包んだ手のひらの熱を灯台の代わりに、歌うような声に連れられて知らぬ過去を追想する。外は眩しいほどに晴れているのに肌寒さを感じたような気がして、怜の肩を抱き寄せた。彼女はトーマの腕に包まれるがまま目を伏せていたが、やがて吐息だけで微笑む。
「……ごめんなさい。つまらない身の上話を聞かせてしまったわ」
「そんなことない。オレの大事なひとの、大事な話だよ」
自嘲するような怜の言葉にすぐさま首を振り、あたたかな指をそっと握り締め直す。彼女の話が切なくて、そしてそれ以上に自分自身が不甲斐ない。しかしながら怜はあまりトーマを気に病ませたくないのだろう、彼の顔を覗き込んで穏やかに微笑んだ。
「そんな顔をしないで、トーマ。私、いま元気よ」
「うん、本当によかった。……でも自分が情けないよ、君の大事な話をいままで知らなかったんだから」
あえて明るい笑みを傾けられたのだから、ひとり落ち込んでいるわけにもいかない。けれど不甲斐なさはすぐさま消化することも難しく、苦い気分で肩を落とす。怜と一斗の関係だけではない、彼女の経緯さえトーマはひとつも知らなかったのだ。
「怜が聞き上手だからそれに甘えて、ついオレばかりが話しちゃってたんだよなぁ。自分のことばっかりで本当にすまない……」
モンド人の血が色濃く出ているトーマは自らの身分証明も兼ねて、己が神里家に仕えるまでの経緯を周囲へ語り聞かせることも少なくない。だから怜もトーマのことは知っている、けれどトーマは怜のことを知らなかった。その不公平さを生みだしてしまった自覚があるだけに頭を垂れて胸のうちに自戒を刻み込んでいると、やがて怜が囁いた。
「優しいひとね。貴方は、私を怒っていいのに」
「オレが、怜を? どうして」
「ひとのことは聞いておきながら、どうして自分のことは話さなかったんだ、って。貴方は私に怒る権利を持っているのよ」
まるで自らを貶めるような怜の言葉に思わず眉をひそめながら、そんなことは心配しなくていいと首を振る。彼女に怒る権利だなんて、たとえ差し出されたところで火にくべて焼き芋の種にでもなるのが関の山だった。

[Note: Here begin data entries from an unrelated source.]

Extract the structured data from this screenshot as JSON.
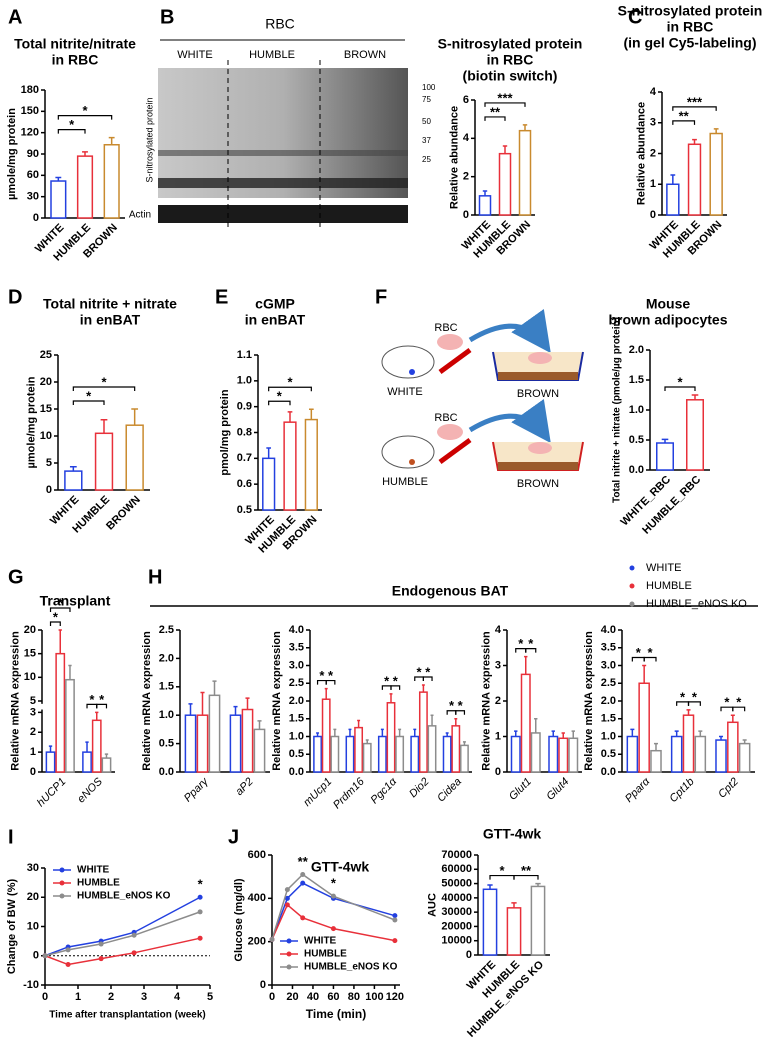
{
  "chart_data": [
    {
      "type": "bar",
      "panel": "A",
      "title": [
        "Total nitrite/nitrate",
        "in RBC"
      ],
      "ylabel": "µmole/mg protein",
      "categories": [
        "WHITE",
        "HUMBLE",
        "BROWN"
      ],
      "values": [
        52,
        87,
        103
      ],
      "errors": [
        5,
        6,
        10
      ],
      "colors": [
        "#2340e0",
        "#e8303a",
        "#c98a2e"
      ],
      "ylim": [
        0,
        180
      ],
      "yticks": [
        0,
        30,
        60,
        90,
        120,
        150,
        180
      ],
      "annotations": [
        {
          "from": 0,
          "to": 1,
          "text": "*"
        },
        {
          "from": 0,
          "to": 2,
          "text": "*"
        }
      ]
    },
    {
      "type": "bar",
      "panel": "B",
      "title": [
        "S-nitrosylated protein",
        "in RBC",
        "(biotin switch)"
      ],
      "ylabel": "Relative abundance",
      "categories": [
        "WHITE",
        "HUMBLE",
        "BROWN"
      ],
      "values": [
        1,
        3.2,
        4.4
      ],
      "errors": [
        0.25,
        0.4,
        0.3
      ],
      "colors": [
        "#2340e0",
        "#e8303a",
        "#c98a2e"
      ],
      "ylim": [
        0,
        6
      ],
      "yticks": [
        0,
        2,
        4,
        6
      ],
      "annotations": [
        {
          "from": 0,
          "to": 1,
          "text": "**"
        },
        {
          "from": 0,
          "to": 2,
          "text": "***"
        }
      ]
    },
    {
      "type": "bar",
      "panel": "C",
      "title": [
        "S-nitrosylated protein",
        "in RBC",
        "(in gel Cy5-labeling)"
      ],
      "ylabel": "Relative abundance",
      "categories": [
        "WHITE",
        "HUMBLE",
        "BROWN"
      ],
      "values": [
        1,
        2.3,
        2.65
      ],
      "errors": [
        0.3,
        0.15,
        0.15
      ],
      "colors": [
        "#2340e0",
        "#e8303a",
        "#c98a2e"
      ],
      "ylim": [
        0,
        4
      ],
      "yticks": [
        0,
        1,
        2,
        3,
        4
      ],
      "annotations": [
        {
          "from": 0,
          "to": 1,
          "text": "**"
        },
        {
          "from": 0,
          "to": 2,
          "text": "***"
        }
      ]
    },
    {
      "type": "bar",
      "panel": "D",
      "title": [
        "Total nitrite + nitrate",
        "in enBAT"
      ],
      "ylabel": "µmole/mg protein",
      "categories": [
        "WHITE",
        "HUMBLE",
        "BROWN"
      ],
      "values": [
        3.5,
        10.5,
        12
      ],
      "errors": [
        0.8,
        2.5,
        3
      ],
      "colors": [
        "#2340e0",
        "#e8303a",
        "#c98a2e"
      ],
      "ylim": [
        0,
        25
      ],
      "yticks": [
        0,
        5,
        10,
        15,
        20,
        25
      ],
      "annotations": [
        {
          "from": 0,
          "to": 1,
          "text": "*"
        },
        {
          "from": 0,
          "to": 2,
          "text": "*"
        }
      ]
    },
    {
      "type": "bar",
      "panel": "E",
      "title": [
        "cGMP",
        "in enBAT"
      ],
      "ylabel": "pmol/mg protein",
      "categories": [
        "WHITE",
        "HUMBLE",
        "BROWN"
      ],
      "values": [
        0.7,
        0.84,
        0.85
      ],
      "errors": [
        0.04,
        0.04,
        0.04
      ],
      "colors": [
        "#2340e0",
        "#e8303a",
        "#c98a2e"
      ],
      "ylim": [
        0.5,
        1.1
      ],
      "yticks": [
        0.5,
        0.6,
        0.7,
        0.8,
        0.9,
        {
          "value": 1,
          "label": "1.0"
        },
        1.1
      ],
      "annotations": [
        {
          "from": 0,
          "to": 1,
          "text": "*"
        },
        {
          "from": 0,
          "to": 2,
          "text": "*"
        }
      ]
    },
    {
      "type": "bar",
      "panel": "F",
      "title": [
        "Mouse",
        "brown adipocytes"
      ],
      "ylabel": "Total nitrite + nitrate (pmole/µg protein)",
      "categories": [
        "WHITE_RBC",
        "HUMBLE_RBC"
      ],
      "values": [
        0.45,
        1.17
      ],
      "errors": [
        0.06,
        0.08
      ],
      "colors": [
        "#2340e0",
        "#e8303a"
      ],
      "ylim": [
        0,
        2
      ],
      "yticks": [
        {
          "value": 0,
          "label": "0.0"
        },
        0.5,
        {
          "value": 1,
          "label": "1.0"
        },
        1.5,
        {
          "value": 2,
          "label": "2.0"
        }
      ],
      "annotations": [
        {
          "from": 0,
          "to": 1,
          "text": "*"
        }
      ]
    },
    {
      "type": "bar",
      "panel": "G",
      "title": [
        "Transplant"
      ],
      "ylabel": "Relative mRNA expression",
      "italic": true,
      "categories": [
        "hUCP1",
        "eNOS"
      ],
      "series": [
        {
          "name": "WHITE",
          "color": "#2340e0",
          "values": [
            1,
            1
          ],
          "errors": [
            0.3,
            0.5
          ]
        },
        {
          "name": "HUMBLE",
          "color": "#e8303a",
          "values": [
            15,
            2.6
          ],
          "errors": [
            5,
            0.4
          ]
        },
        {
          "name": "HUMBLE_eNOS KO",
          "color": "#8c8c8c",
          "values": [
            9.5,
            0.7
          ],
          "errors": [
            3,
            0.2
          ]
        }
      ],
      "ylim": [
        0,
        20
      ],
      "ybreak": [
        3,
        5
      ],
      "yticks": [
        0,
        1,
        2,
        3,
        5,
        10,
        15,
        20
      ],
      "annotations": [
        {
          "category": 0,
          "from": 0,
          "to": 1,
          "text": "*"
        },
        {
          "category": 0,
          "from": 0,
          "to": 2,
          "text": "*"
        },
        {
          "category": 1,
          "from": 0,
          "to": 1,
          "text": "*"
        },
        {
          "category": 1,
          "from": 1,
          "to": 2,
          "text": "*"
        }
      ]
    },
    {
      "type": "bar",
      "panel": "H",
      "heading": "Endogenous BAT",
      "ylabel": "Relative mRNA expression",
      "italic": true,
      "categories": [
        "Pparγ",
        "aP2"
      ],
      "series": [
        {
          "name": "WHITE",
          "color": "#2340e0",
          "values": [
            1,
            1
          ],
          "errors": [
            0.2,
            0.15
          ]
        },
        {
          "name": "HUMBLE",
          "color": "#e8303a",
          "values": [
            1,
            1.1
          ],
          "errors": [
            0.4,
            0.2
          ]
        },
        {
          "name": "HUMBLE_eNOS KO",
          "color": "#8c8c8c",
          "values": [
            1.35,
            0.75
          ],
          "errors": [
            0.25,
            0.15
          ]
        }
      ],
      "ylim": [
        0,
        2.5
      ],
      "yticks": [
        {
          "value": 0,
          "label": "0.0"
        },
        0.5,
        {
          "value": 1,
          "label": "1.0"
        },
        1.5,
        {
          "value": 2,
          "label": "2.0"
        },
        2.5
      ],
      "annotations": []
    },
    {
      "type": "bar",
      "ylabel": "Relative mRNA expression",
      "italic": true,
      "categories": [
        "mUcp1",
        "Prdm16",
        "Pgc1α",
        "Dio2",
        "Cidea"
      ],
      "series": [
        {
          "name": "WHITE",
          "color": "#2340e0",
          "values": [
            1,
            1,
            1,
            1,
            1
          ],
          "errors": [
            0.1,
            0.2,
            0.2,
            0.2,
            0.1
          ]
        },
        {
          "name": "HUMBLE",
          "color": "#e8303a",
          "values": [
            2.05,
            1.25,
            1.95,
            2.25,
            1.3
          ],
          "errors": [
            0.3,
            0.2,
            0.25,
            0.2,
            0.2
          ]
        },
        {
          "name": "HUMBLE_eNOS KO",
          "color": "#8c8c8c",
          "values": [
            1,
            0.8,
            1,
            1.3,
            0.75
          ],
          "errors": [
            0.2,
            0.1,
            0.2,
            0.3,
            0.1
          ]
        }
      ],
      "ylim": [
        0,
        4
      ],
      "yticks": [
        {
          "value": 0,
          "label": "0.0"
        },
        0.5,
        {
          "value": 1,
          "label": "1.0"
        },
        1.5,
        {
          "value": 2,
          "label": "2.0"
        },
        2.5,
        {
          "value": 3,
          "label": "3.0"
        },
        3.5,
        {
          "value": 4,
          "label": "4.0"
        }
      ],
      "annotations": [
        {
          "category": 0,
          "from": 0,
          "to": 1,
          "text": "*"
        },
        {
          "category": 0,
          "from": 1,
          "to": 2,
          "text": "*"
        },
        {
          "category": 2,
          "from": 0,
          "to": 1,
          "text": "*"
        },
        {
          "category": 2,
          "from": 1,
          "to": 2,
          "text": "*"
        },
        {
          "category": 3,
          "from": 0,
          "to": 1,
          "text": "*"
        },
        {
          "category": 3,
          "from": 1,
          "to": 2,
          "text": "*"
        },
        {
          "category": 4,
          "from": 0,
          "to": 1,
          "text": "*"
        },
        {
          "category": 4,
          "from": 1,
          "to": 2,
          "text": "*"
        }
      ]
    },
    {
      "type": "bar",
      "ylabel": "Relative mRNA expression",
      "italic": true,
      "categories": [
        "Glut1",
        "Glut4"
      ],
      "series": [
        {
          "name": "WHITE",
          "color": "#2340e0",
          "values": [
            1,
            1
          ],
          "errors": [
            0.15,
            0.15
          ]
        },
        {
          "name": "HUMBLE",
          "color": "#e8303a",
          "values": [
            2.75,
            0.95
          ],
          "errors": [
            0.5,
            0.15
          ]
        },
        {
          "name": "HUMBLE_eNOS KO",
          "color": "#8c8c8c",
          "values": [
            1.1,
            0.95
          ],
          "errors": [
            0.4,
            0.2
          ]
        }
      ],
      "ylim": [
        0,
        4
      ],
      "yticks": [
        0,
        1,
        2,
        3,
        4
      ],
      "annotations": [
        {
          "category": 0,
          "from": 0,
          "to": 1,
          "text": "*"
        },
        {
          "category": 0,
          "from": 1,
          "to": 2,
          "text": "*"
        }
      ]
    },
    {
      "type": "bar",
      "ylabel": "Relative mRNA expression",
      "italic": true,
      "legend": "top-right",
      "categories": [
        "Pparα",
        "Cpt1b",
        "Cpt2"
      ],
      "series": [
        {
          "name": "WHITE",
          "color": "#2340e0",
          "values": [
            1,
            1,
            0.9
          ],
          "errors": [
            0.2,
            0.15,
            0.1
          ]
        },
        {
          "name": "HUMBLE",
          "color": "#e8303a",
          "values": [
            2.5,
            1.6,
            1.4
          ],
          "errors": [
            0.5,
            0.15,
            0.2
          ]
        },
        {
          "name": "HUMBLE_eNOS KO",
          "color": "#8c8c8c",
          "values": [
            0.6,
            1,
            0.8
          ],
          "errors": [
            0.2,
            0.15,
            0.1
          ]
        }
      ],
      "ylim": [
        0,
        4
      ],
      "yticks": [
        {
          "value": 0,
          "label": "0.0"
        },
        0.5,
        {
          "value": 1,
          "label": "1.0"
        },
        1.5,
        {
          "value": 2,
          "label": "2.0"
        },
        2.5,
        {
          "value": 3,
          "label": "3.0"
        },
        3.5,
        {
          "value": 4,
          "label": "4.0"
        }
      ],
      "annotations": [
        {
          "category": 0,
          "from": 0,
          "to": 1,
          "text": "*"
        },
        {
          "category": 0,
          "from": 1,
          "to": 2,
          "text": "*"
        },
        {
          "category": 1,
          "from": 0,
          "to": 1,
          "text": "*"
        },
        {
          "category": 1,
          "from": 1,
          "to": 2,
          "text": "*"
        },
        {
          "category": 2,
          "from": 0,
          "to": 1,
          "text": "*"
        },
        {
          "category": 2,
          "from": 1,
          "to": 2,
          "text": "*"
        }
      ]
    },
    {
      "type": "line",
      "panel": "I",
      "ylabel": "Change of BW (%)",
      "xlabel": "Time after transplantation (week)",
      "legend": "top-left",
      "zero_line": true,
      "x": [
        0,
        0.7,
        1.7,
        2.7,
        4.7
      ],
      "series": [
        {
          "name": "WHITE",
          "color": "#2340e0",
          "values": [
            0,
            3,
            5,
            8,
            20
          ]
        },
        {
          "name": "HUMBLE",
          "color": "#e8303a",
          "values": [
            0,
            -3,
            -1,
            1,
            6
          ]
        },
        {
          "name": "HUMBLE_eNOS KO",
          "color": "#8c8c8c",
          "values": [
            0,
            2,
            4,
            7,
            15
          ]
        }
      ],
      "xlim": [
        0,
        5
      ],
      "xticks": [
        0,
        1,
        2,
        3,
        4,
        5
      ],
      "ylim": [
        -10,
        30
      ],
      "yticks": [
        -10,
        0,
        10,
        20,
        30
      ],
      "annotations": [
        {
          "x": 4.7,
          "text": "*"
        }
      ]
    },
    {
      "type": "line",
      "panel": "J",
      "title": [
        "GTT-4wk"
      ],
      "ylabel": "Glucose (mg/dl)",
      "xlabel": "Time (min)",
      "legend": "bottom-left",
      "x": [
        0,
        15,
        30,
        60,
        120
      ],
      "series": [
        {
          "name": "WHITE",
          "color": "#2340e0",
          "values": [
            210,
            400,
            470,
            400,
            320
          ]
        },
        {
          "name": "HUMBLE",
          "color": "#e8303a",
          "values": [
            210,
            370,
            310,
            260,
            205
          ]
        },
        {
          "name": "HUMBLE_eNOS KO",
          "color": "#8c8c8c",
          "values": [
            210,
            440,
            510,
            410,
            300
          ]
        }
      ],
      "xlim": [
        0,
        125
      ],
      "xticks": [
        0,
        20,
        40,
        60,
        80,
        100,
        120
      ],
      "ylim": [
        0,
        600
      ],
      "yticks": [
        0,
        200,
        400,
        600
      ],
      "annotations": [
        {
          "x": 30,
          "text": "**"
        },
        {
          "x": 60,
          "text": "*"
        }
      ]
    },
    {
      "type": "bar",
      "title": [
        "GTT-4wk"
      ],
      "ylabel": "AUC",
      "categories": [
        "WHITE",
        "HUMBLE",
        "HUMBLE_eNOS KO"
      ],
      "values": [
        46000,
        33000,
        48000
      ],
      "errors": [
        3000,
        3500,
        2000
      ],
      "colors": [
        "#2340e0",
        "#e8303a",
        "#8c8c8c"
      ],
      "ylim": [
        0,
        70000
      ],
      "yticks": [
        0,
        10000,
        20000,
        30000,
        40000,
        50000,
        60000,
        70000
      ],
      "annotations": [
        {
          "from": 0,
          "to": 1,
          "text": "*"
        },
        {
          "from": 1,
          "to": 2,
          "text": "**"
        }
      ]
    }
  ],
  "blot": {
    "title": "RBC",
    "lanes": [
      "WHITE",
      "HUMBLE",
      "BROWN"
    ],
    "ylabel": "S-nitrosylated protein",
    "loading": "Actin",
    "markers": [
      100,
      75,
      50,
      37,
      25
    ]
  },
  "diagram": {
    "labels": [
      "RBC",
      "WHITE",
      "BROWN",
      "RBC",
      "HUMBLE",
      "BROWN"
    ]
  }
}
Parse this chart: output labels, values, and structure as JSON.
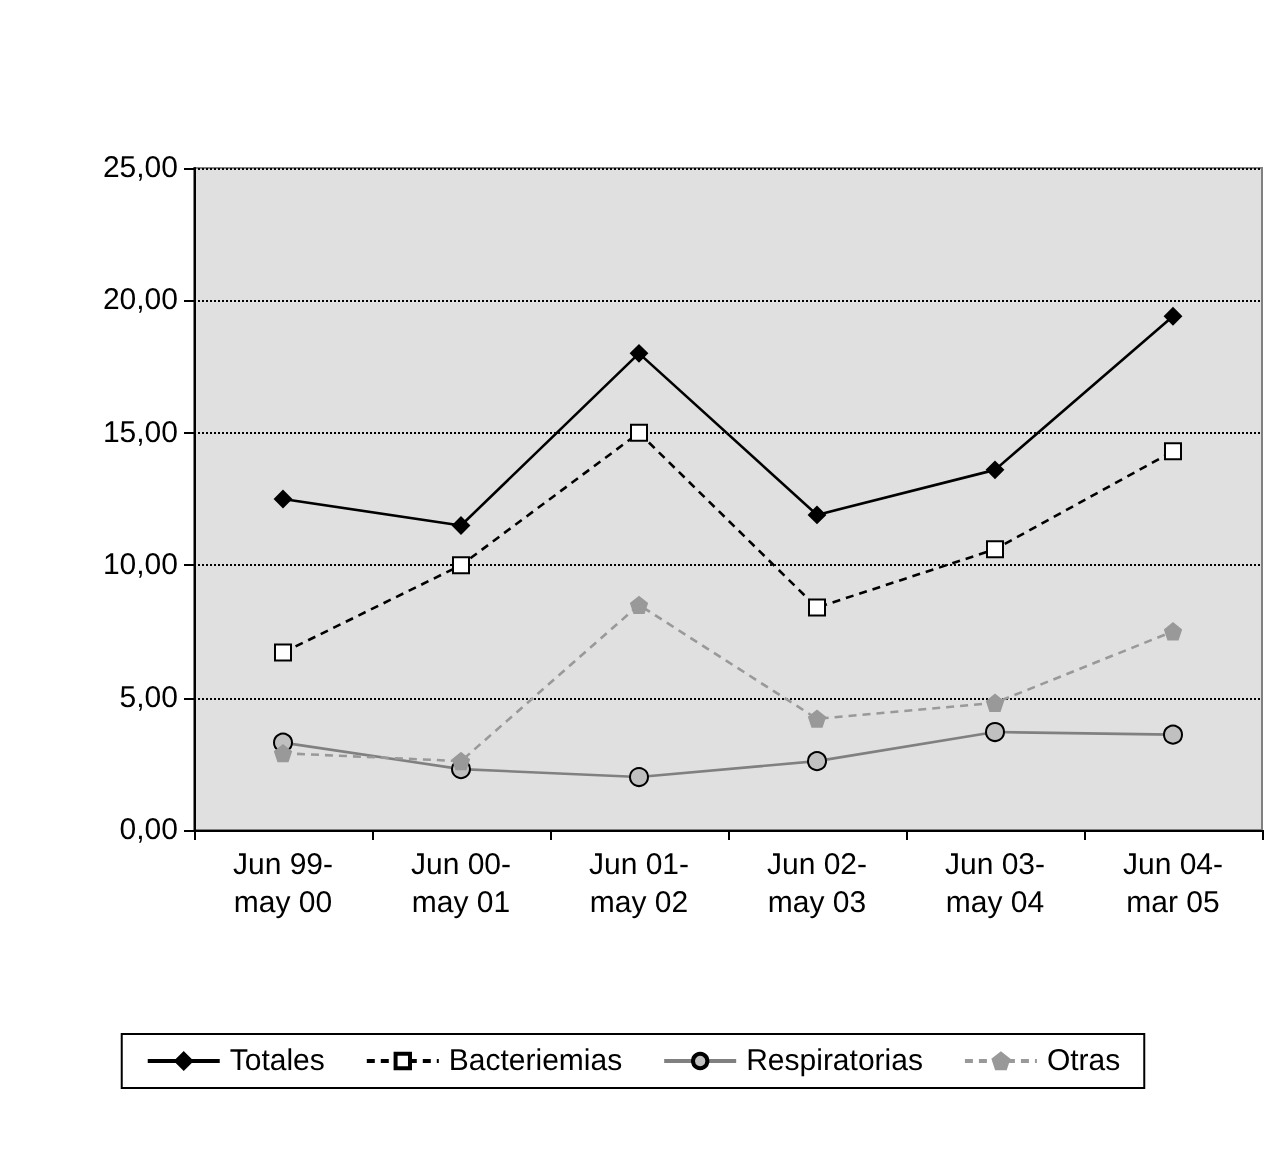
{
  "chart_data": {
    "type": "line",
    "categories": [
      "Jun 99-\nmay 00",
      "Jun 00-\nmay 01",
      "Jun 01-\nmay 02",
      "Jun 02-\nmay 03",
      "Jun 03-\nmay 04",
      "Jun 04-\nmar 05"
    ],
    "series": [
      {
        "name": "Totales",
        "color": "#000000",
        "marker": "diamond",
        "line_style": "solid",
        "values": [
          12.5,
          11.5,
          18.0,
          11.9,
          13.6,
          19.4
        ]
      },
      {
        "name": "Bacteriemias",
        "color": "#000000",
        "marker": "square",
        "line_style": "dashed",
        "values": [
          6.7,
          10.0,
          15.0,
          8.4,
          10.6,
          14.3
        ]
      },
      {
        "name": "Respiratorias",
        "color": "#808080",
        "marker": "circle",
        "line_style": "solid",
        "values": [
          3.3,
          2.3,
          2.0,
          2.6,
          3.7,
          3.6
        ]
      },
      {
        "name": "Otras",
        "color": "#999999",
        "marker": "star",
        "line_style": "dashed",
        "values": [
          2.9,
          2.6,
          8.5,
          4.2,
          4.8,
          7.5
        ]
      }
    ],
    "ylim": [
      0,
      25
    ],
    "yticks": [
      {
        "value": 0,
        "label": "0,00"
      },
      {
        "value": 5,
        "label": "5,00"
      },
      {
        "value": 10,
        "label": "10,00"
      },
      {
        "value": 15,
        "label": "15,00"
      },
      {
        "value": 20,
        "label": "20,00"
      },
      {
        "value": 25,
        "label": "25,00"
      }
    ],
    "grid": "y",
    "legend": "bottom"
  }
}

「言っただろ、君に話をするタイミングをわたさなかったのはオレの問題だよ」
彼女に無理やり話をさせる気はない、生きている限り他人へ打ち明けたくないことだって腕のなかに積もるからだ。しかしくちを開くかどうか、悩む契機すらトーマは怜へ差し出していなかった。だから怜がそのようなことを言う必要は、どこにもないのに。
「……本当に、優しいひと」
怜はそう呟いて瞳を眇めると、トーマの手を引くようにして立ちあがる。「さ、もう行かないと」今頃は長屋の外で待ちくたびれているだろう子どもを示されたから、トーマも落ち込む意識を切り替えて頷いた。
「さて、じゃあ今日はなにをして遊ぼうかな」
「最近は街の子どもたちに新しい遊びを教えてもらったみたい。よかったら付き合ってあげて」
手はどちらからともなくほどかれ、思い出と感傷は長屋の内側へ。